Fenomena ini mengubah kepala desa menjadi figur yang bukan hanya terlepas dari kontrol demokrasi, tetapi juga memperburuk ketidakpercayaan publik terhadap proses pemilihan yang seharusnya transparan dan adil.
Kasmarni, dengan tetap mengangkat Pj Kades yang berstatus ASN, juga berisiko melanggar Undang-Undang Nomor 5 Tahun 2014 tentang ASN, yang mengharuskan para pejabat negara untuk menjaga netralitas politik.
Padahal, Pasal 34 UU No. 6 Tahun 2014 tentang Desa jelas mewajibkan pemilihan langsung kepala desa. Namun sejak 1 September 2023 hingga kini, 92 desa di Bengkalis masih dipimpin ASN tanpa pemilihan. Fakta ini tidak ditemukan di 514 kabupaten/kota lainnya di Indonesia.
Bukan hanya soal keberlanjutan jabatan Pj Kades, tetapi dugaan kuat bahwa mereka dimanfaatkan untuk kepentingan politik praktis dalam Pemilu 2024 semakin memperburuk citra Bupati Kasmarni.
Dengan kekuasaan yang terus berjalan, Kasmarni dianggap menggunakan jabatan Pj Kades untuk mengondisikan suara politik, melalui pengaruh terhadap kebijakan pembangunan dan bantuan sosial yang dapat diarahkan untuk mendukung calon atau partai tertentu.
Praktik ini jelas merusak sistem demokrasi dan melanggar hak dasar masyarakat untuk memilih pemimpin mereka secara langsung.
Pelanggaran yang dilakukan oleh Kasmarni juga melanggar ketentuan yang termaktub dalam Undang-Undang Nomor 6 Tahun 2014 tentang Desa, yang mengharuskan pemilihan kepala desa dilakukan langsung oleh rakyat, bukan melalui penunjukan oleh pemerintah daerah.
Pj Kades yang terus menjabat tanpa kejelasan status definitif ini menggambarkan betapa sebuah pemerintahan daerah bisa berfungsi sebagai alat politik untuk mempertahankan kekuasaan, bertentangan dengan asas-asas demokrasi yang harus dijaga di tingkat pemerintahan lokal.
Afrizal Amd, Sekretaris Jenderal SATU GARIS (Suara Terdepan Untuk Gerakan Anti Korupsi,Reformasi Integritas,dan Supremasi Hukum) menyatakan,
“Pj Kades yang terus menjabat tanpa kejelasan status definitif ini menunjukkan adanya ketidakpedulian terhadap prinsip-prinsip dasar demokrasi, yang seharusnya menghargai hak rakyat untuk memilih pemimpinnya secara langsung.”pungkasnya
Tindakan Kasmarni bukan hanya merusak struktur pemerintahan desa yang seharusnya demokratis, tetapi juga membuka ruang untuk penyalahgunaan wewenang dalam Pemilu.
Jika terbukti bahwa pengangkatan Pj Kades dilakukan untuk pengondisian suara dalam Pemilu 2024, maka Kasmarni harus dikenai sanksi pidana dan sanksi administratif, sebagaimana diatur dalam Undang-Undang Pemilu dan Undang-Undang ASN.
Keadaan ini harus segera diakhiri.
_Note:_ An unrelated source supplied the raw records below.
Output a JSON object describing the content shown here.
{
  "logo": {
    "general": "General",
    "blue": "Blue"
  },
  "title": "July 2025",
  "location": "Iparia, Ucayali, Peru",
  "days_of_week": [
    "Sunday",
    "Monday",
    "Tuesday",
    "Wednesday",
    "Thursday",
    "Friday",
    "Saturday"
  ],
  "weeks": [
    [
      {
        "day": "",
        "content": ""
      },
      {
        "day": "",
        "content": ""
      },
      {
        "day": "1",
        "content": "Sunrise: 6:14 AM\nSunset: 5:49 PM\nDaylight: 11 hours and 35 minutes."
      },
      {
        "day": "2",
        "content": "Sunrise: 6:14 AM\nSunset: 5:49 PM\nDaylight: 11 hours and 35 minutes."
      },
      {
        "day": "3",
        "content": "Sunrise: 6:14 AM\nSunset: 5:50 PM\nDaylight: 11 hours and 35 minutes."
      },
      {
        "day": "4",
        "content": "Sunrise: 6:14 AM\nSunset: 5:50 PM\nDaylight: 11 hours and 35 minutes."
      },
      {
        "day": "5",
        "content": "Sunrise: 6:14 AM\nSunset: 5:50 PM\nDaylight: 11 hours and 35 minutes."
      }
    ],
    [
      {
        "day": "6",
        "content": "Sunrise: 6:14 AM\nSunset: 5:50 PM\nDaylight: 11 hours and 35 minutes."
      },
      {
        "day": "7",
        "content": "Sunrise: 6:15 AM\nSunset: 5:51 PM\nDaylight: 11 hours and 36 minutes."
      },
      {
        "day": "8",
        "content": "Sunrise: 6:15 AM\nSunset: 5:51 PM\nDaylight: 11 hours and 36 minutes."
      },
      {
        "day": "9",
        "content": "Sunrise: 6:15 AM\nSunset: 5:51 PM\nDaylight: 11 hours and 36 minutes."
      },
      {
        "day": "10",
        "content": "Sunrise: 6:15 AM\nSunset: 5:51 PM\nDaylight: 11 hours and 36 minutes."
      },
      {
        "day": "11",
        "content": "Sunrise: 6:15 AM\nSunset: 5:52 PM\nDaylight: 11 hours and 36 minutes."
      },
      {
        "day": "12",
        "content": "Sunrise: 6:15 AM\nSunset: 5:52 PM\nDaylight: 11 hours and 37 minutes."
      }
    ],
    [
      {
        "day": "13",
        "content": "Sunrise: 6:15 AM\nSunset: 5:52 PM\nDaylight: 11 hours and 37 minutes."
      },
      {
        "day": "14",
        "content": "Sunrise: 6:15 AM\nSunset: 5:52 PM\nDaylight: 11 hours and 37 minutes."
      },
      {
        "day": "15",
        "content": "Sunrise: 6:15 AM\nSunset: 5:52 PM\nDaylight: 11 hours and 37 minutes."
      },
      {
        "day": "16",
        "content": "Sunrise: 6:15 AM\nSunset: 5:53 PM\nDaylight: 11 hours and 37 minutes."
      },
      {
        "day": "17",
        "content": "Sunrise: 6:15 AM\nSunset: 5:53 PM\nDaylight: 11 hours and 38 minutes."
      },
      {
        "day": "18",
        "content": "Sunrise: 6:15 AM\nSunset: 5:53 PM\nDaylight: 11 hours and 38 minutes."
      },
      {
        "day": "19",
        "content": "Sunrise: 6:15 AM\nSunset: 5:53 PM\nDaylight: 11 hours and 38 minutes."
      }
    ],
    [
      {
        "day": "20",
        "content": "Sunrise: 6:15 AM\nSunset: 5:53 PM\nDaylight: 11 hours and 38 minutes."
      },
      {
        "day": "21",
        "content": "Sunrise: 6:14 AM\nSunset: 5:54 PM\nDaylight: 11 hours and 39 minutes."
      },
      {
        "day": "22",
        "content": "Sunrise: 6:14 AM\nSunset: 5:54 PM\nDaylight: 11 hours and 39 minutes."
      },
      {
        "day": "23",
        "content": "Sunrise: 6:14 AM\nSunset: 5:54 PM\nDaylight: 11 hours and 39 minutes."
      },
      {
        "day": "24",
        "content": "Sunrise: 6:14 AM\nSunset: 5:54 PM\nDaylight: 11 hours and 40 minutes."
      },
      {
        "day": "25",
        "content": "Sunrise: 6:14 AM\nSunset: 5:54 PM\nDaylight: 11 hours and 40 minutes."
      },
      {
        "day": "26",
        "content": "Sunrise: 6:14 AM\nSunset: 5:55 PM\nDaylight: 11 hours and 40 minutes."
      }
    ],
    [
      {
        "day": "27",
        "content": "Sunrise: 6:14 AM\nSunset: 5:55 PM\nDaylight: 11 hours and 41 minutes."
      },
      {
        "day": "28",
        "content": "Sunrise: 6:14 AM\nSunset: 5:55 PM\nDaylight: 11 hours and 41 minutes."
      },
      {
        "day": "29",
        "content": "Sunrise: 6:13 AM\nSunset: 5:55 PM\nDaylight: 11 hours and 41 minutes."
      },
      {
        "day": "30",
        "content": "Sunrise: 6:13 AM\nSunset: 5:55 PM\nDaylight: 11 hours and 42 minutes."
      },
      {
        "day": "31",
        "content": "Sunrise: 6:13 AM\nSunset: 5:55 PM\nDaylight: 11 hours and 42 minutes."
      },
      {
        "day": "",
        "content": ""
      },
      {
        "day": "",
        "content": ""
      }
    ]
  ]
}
Kabupaten Bengkalis yang terus mempertahankan pengangkatan Pj Kades tanpa kejelasan statusnya, sudah cukup menunjukkan ketidakberesan dalam sistem pemerintahan daerah.
Fenomena ini merusak prinsip dasar demokrasi yang seharusnya menghargai hak rakyat untuk memilih pemimpin mereka secara langsung.
Pemerintah Pusat harus segera bertindak dan menjatuhkan sanksi atas segala pelanggaran yang telah disengaja dilakukan oleh Bupati Kasmarni.
Jika dibiarkan, ini akan merusak integritas dan kredibilitas sistem pemerintahan di daerah, serta menggoyahkan kepercayaan masyarakat terhadap proses pemilu yang bebas dan adil.
Afrizal Amd dengan tegas menyatakan,
“Pj Kades yang terus menjabat tanpa kejelasan status definitif ini menunjukkan adanya ketidakpedulian terhadap prinsip-prinsip dasar demokrasi, yang seharusnya menghargai hak rakyat untuk memilih pemimpinnya secara langsung.
Ia juga menambahkan;
” Tuntutan untuk segera mengakhiri praktik ini bukan hanya untuk memastikan pemerintahan yang lebih transparan dan adil di Kabupaten Bengkalis, tetapi juga untuk menjaga integritas demokrasi di seluruh Indonesia, tutupnya
Hingga berita diturunkan belum ada klarifikasi resmi dari Kasmarni atas tudingan tersebut.